Volker Schlöndorffn, un habitué des adaptations théâtrales au cinéma, s’attaque à la pièce de Cyril Gély sortie en 2011, Diplomatie. L’occasion de toucher un public plus large et de revenir sur un événement de la seconde guerre mondiale qui reste encore peu connu à ce jour : la nuit du 25 août 1944, tandis que les alliés sont aux portes de Paris, se joue le destin de la capitale. Hitler veut en effet détruire la ville, restée symbole resplendissant tandis que Berlin est tombée en ruines. S’engage alors un face-à-face entre un consul suédois amoureux de Paris, Raoul Nordling, et le général allemand Dietrich von Choltitz, un être froid et sans scrupule, chargé par le Führer d’accomplir son noir dessein.
Le duo André Dussolier et Niels Arestrup incarnait déjà ces deux personnages dans la pièce de Cyril Gély. Et comme on pouvait s’y attendre, c’est un vrai duel au sommet auquel nous assistons. Enfermés dans l’espace restreint d’une chambre d’un grand hôtel parisien, les deux hommes se confrontent dans des dialogues passionnants, et on se régale des manipulations et des rapports de forces qui évoluent sans cesse. André Dussolier, malicieux par moments malgré la situation, apporte à son rôle de consul une force tranquille, presque flegmatique. Niels Arestrup arrive quant à lui à apporter une grande humanité à son personnage, puisqu’on finit même par ressentir de l’empathie pour ce vieil homme en face d’un choix cornélien.
De grands acteurs, donc, qui rendent justice à un texte intelligent : au lieu d’essayer d’installer tout du long une tension inutile qui consisterait à se demander si Paris va être détruit, Diplomatie se concentre plutôt sur la façon dont Raoul Nordling parvient à raisonner le général allemand. En effet, von Choltitz, au départ si buté, va au fur et à mesure se relâcher pour finalement se dévoiler et montrer ses doutes. La victoire des mots contre les armes.

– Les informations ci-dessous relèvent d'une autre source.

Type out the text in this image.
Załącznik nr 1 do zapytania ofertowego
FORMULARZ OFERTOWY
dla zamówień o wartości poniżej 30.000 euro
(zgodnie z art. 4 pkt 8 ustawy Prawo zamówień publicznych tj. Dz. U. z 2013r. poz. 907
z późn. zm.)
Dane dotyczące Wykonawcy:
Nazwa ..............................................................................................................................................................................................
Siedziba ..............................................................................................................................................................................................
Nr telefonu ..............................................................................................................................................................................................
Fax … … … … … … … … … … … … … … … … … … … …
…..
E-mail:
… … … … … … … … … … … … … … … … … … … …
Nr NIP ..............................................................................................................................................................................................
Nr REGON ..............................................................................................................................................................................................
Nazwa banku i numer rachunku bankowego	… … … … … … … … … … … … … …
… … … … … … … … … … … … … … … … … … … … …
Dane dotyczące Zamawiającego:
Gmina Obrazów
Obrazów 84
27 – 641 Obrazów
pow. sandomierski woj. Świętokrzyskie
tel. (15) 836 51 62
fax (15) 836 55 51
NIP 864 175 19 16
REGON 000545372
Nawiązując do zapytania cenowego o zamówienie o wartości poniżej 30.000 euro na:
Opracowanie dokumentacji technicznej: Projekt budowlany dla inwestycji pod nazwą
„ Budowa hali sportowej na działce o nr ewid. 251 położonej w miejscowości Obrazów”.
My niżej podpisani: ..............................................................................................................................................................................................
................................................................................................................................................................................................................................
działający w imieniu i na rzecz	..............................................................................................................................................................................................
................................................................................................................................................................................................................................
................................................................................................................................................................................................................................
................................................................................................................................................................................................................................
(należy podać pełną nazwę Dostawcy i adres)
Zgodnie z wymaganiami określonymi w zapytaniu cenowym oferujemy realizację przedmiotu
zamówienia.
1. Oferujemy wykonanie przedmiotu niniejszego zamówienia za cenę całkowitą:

La psychologie des personnages est extrêmement bien développée et sur la petite heure et demi du film, jamais on ne s’ennuie. C’est dire à quel point l’échange entre les deux hommes est captivant, puisque le final ne laisse aucun suspense : on sait de toute manière que Paris sera sauvé.
Ne se résignant pas à faire du simple théâtre filmé, Schlöndorffn utilise certes des procédés cinématographiques, mais qui restent rares : majoritairement en huit-clos, le film est parsemé de séquences plus filmiques, comme l’utilisation d’images d’archive notamment, qui aide à placer le contexte de l’histoire lors du générique d’ouverture, et les quelques minutes de fin qui se passent en extérieur.
Diplomatie fait fi des exactitudes historiques (les deux hommes ne se sont jamais retrouvés dans une chambre d’hôtel et ne parlaient même pas la même langue) et demeure un divertissement de très haute facture. Si on pourra évoquer un manque d’audace dans la mise en scène, le choix de se faire jouer le destin de tout Paris et de ses millions d’habitants dans une chambre d’hôtel est tout aussi intéressant. Cela permet de plus de mettre en avant le principal atout du film, la performance des acteurs, livrés à eux-mêmes.
Sans être du grand cinéma, ni tout à fait du théâtre filmé, Diplomatie permet au final de passer un agréable moment, qui donne envie d’en savoir un peu plus sur la véritable histoire de cette fameuse nuit du 25 août 1944. Les parisiens, quant à eux, sortiront de salle amoureux de Paris. Du moins un moment.